Resetting at 6 am, there are still a few days where there is a measured max there. But moving on to 5 pm, there is now a very marked peak. In fact, for more than a fifth of days, the 5 pm temperature is higher than for the next 24 hours. This is significant because the NWS recommendation had been to reset at 5 pm.
A more sensitive histogram is of the durations between maxima, shown below for the same reset times. "Normal" is about 24 hours. A short interval, or a long one of near 48 hours, indicates that the same peak is effectively being counted twice. This is very marked at 2pm, but also strong at 5 pm (and significant at 9 am).
I'll show this side-lobe effect as a daily cycle by plotting the variance of the histogram. This increases with the size of the side lobes:
Minima behave somewhat similarly, though with the afternoon effects replaced by morning. Here is the variance plot for the difference between minima. In fact doubling of minima is rarer, perhaps because the minima themselves vary less, or because the daily minimum is less peaky.

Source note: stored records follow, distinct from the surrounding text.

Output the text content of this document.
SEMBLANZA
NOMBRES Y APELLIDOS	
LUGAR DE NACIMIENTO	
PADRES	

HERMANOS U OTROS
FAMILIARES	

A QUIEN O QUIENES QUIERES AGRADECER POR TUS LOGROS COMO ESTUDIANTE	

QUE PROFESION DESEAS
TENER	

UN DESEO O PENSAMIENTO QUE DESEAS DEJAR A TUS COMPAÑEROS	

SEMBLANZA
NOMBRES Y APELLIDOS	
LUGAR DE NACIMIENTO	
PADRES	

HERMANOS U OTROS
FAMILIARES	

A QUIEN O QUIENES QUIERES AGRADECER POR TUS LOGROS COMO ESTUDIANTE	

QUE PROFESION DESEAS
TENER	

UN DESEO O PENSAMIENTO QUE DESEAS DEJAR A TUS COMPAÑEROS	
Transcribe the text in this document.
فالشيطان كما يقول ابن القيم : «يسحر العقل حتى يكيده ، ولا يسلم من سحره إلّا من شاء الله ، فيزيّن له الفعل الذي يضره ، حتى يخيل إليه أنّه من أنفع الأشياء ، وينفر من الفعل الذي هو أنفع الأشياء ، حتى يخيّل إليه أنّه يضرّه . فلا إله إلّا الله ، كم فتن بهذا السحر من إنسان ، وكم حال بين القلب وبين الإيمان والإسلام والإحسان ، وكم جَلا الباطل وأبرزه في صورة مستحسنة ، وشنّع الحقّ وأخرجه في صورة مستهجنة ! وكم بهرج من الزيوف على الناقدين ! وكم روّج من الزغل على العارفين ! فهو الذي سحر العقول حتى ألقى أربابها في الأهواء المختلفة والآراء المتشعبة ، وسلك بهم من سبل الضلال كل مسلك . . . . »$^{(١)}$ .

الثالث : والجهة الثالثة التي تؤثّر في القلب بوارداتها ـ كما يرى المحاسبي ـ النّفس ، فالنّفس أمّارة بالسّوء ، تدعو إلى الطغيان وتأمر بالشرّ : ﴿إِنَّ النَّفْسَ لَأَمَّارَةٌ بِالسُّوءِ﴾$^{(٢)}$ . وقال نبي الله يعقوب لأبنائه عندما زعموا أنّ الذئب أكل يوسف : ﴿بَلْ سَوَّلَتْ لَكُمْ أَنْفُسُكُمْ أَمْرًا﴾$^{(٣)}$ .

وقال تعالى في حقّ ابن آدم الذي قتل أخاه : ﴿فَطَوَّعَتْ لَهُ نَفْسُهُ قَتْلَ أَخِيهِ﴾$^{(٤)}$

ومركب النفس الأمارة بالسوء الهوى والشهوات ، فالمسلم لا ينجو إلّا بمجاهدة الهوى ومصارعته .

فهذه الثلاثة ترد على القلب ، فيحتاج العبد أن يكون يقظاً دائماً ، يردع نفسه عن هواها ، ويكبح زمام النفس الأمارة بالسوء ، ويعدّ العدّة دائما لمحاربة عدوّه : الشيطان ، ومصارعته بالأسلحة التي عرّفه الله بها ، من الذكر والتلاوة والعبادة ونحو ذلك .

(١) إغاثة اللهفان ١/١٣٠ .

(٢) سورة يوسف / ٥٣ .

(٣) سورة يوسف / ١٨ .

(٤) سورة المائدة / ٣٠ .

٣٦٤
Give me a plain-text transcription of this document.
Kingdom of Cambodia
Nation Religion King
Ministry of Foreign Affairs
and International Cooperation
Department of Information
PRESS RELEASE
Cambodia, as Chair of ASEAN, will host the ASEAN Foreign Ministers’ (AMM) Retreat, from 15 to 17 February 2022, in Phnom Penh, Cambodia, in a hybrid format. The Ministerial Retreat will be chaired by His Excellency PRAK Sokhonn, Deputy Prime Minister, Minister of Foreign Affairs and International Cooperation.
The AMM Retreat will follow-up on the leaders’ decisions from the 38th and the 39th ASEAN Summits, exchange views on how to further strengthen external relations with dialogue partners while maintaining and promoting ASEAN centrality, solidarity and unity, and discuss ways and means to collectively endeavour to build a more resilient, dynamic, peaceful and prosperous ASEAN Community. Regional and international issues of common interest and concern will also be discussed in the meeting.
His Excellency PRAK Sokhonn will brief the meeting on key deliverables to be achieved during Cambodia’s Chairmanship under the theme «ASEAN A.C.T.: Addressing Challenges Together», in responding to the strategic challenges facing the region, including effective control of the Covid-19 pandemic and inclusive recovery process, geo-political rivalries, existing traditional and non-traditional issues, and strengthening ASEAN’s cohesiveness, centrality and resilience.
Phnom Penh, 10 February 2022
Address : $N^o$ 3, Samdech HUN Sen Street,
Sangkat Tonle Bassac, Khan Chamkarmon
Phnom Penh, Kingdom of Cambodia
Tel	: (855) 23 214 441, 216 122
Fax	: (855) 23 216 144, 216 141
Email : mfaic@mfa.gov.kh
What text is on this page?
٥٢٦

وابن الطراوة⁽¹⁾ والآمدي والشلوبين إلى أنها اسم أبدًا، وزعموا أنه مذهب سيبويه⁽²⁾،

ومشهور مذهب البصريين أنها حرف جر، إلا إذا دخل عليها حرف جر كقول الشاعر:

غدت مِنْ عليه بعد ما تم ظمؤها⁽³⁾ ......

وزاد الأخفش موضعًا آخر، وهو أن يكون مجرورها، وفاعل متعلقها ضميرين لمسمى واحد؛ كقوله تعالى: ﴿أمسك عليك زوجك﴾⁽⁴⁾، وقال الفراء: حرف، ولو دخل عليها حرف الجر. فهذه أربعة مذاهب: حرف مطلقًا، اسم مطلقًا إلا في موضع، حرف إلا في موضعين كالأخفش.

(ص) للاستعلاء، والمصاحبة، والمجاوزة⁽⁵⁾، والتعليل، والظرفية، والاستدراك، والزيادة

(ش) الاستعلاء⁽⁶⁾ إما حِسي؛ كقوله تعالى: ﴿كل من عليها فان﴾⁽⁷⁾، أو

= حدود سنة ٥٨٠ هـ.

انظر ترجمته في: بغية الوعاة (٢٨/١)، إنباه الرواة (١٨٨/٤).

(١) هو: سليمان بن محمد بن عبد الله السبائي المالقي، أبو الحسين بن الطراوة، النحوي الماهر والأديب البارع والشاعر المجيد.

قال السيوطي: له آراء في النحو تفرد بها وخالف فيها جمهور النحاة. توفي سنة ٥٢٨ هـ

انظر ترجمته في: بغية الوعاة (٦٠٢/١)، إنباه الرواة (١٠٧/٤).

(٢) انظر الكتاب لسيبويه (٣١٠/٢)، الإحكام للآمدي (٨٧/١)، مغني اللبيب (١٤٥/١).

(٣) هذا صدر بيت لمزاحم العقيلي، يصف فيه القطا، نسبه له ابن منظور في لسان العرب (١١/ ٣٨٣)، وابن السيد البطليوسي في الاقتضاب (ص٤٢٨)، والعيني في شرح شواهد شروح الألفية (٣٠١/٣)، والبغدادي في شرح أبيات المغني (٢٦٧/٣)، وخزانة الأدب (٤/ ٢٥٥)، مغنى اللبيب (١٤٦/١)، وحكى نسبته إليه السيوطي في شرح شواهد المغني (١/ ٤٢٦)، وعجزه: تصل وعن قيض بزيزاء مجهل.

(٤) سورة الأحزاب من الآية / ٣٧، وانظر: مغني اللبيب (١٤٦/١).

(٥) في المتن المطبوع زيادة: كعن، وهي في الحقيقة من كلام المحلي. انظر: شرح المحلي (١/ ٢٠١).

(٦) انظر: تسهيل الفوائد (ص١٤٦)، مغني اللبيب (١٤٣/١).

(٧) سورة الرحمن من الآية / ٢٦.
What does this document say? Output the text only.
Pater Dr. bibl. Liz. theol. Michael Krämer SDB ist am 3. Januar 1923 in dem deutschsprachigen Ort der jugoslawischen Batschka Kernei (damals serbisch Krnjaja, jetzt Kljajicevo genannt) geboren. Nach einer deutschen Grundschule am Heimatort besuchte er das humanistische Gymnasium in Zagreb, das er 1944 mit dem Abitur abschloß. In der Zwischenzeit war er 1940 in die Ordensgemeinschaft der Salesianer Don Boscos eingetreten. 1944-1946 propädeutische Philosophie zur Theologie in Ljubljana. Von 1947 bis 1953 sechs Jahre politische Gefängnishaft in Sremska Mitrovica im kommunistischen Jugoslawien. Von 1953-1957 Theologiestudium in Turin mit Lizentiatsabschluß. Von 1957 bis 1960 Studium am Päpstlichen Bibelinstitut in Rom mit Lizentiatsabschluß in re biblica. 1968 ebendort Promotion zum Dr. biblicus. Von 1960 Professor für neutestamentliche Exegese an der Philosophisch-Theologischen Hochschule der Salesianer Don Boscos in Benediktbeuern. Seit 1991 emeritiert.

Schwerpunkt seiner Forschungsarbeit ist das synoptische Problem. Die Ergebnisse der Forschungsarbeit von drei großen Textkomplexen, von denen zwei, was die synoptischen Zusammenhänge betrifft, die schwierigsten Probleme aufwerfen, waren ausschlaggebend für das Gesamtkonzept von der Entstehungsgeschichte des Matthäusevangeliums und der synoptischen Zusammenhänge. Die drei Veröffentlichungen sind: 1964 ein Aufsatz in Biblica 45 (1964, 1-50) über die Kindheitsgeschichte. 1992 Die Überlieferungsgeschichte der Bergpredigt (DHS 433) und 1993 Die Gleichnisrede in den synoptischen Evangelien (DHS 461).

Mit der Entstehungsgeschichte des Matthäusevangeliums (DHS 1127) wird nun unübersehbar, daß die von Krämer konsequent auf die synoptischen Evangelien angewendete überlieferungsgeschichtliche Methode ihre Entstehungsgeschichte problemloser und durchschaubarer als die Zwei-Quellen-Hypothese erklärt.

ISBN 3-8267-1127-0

So here is a plot, as a function of reset time, of
- the three year average max, Tmax
- the three year average min, Tmin
- (Tmax+Tmin)/2, the min/max used in indices (in black)
Each temperature should be adjusted to restore it to a standard reset time. Vose et al quoted above say this should be midnight. This adjustment really only is important if the time of observation changes, introducing an apparent trend. Again Vose et al explain how changes did occur in USHCN. I've also plotted each individual year, just for the min/max, to show that the pattern is fairly reproducible from year to year:
So there is every reason to expect that adjustments calculated from the present hourly obs can be applied to past readings where we only know the min/max and time of obs.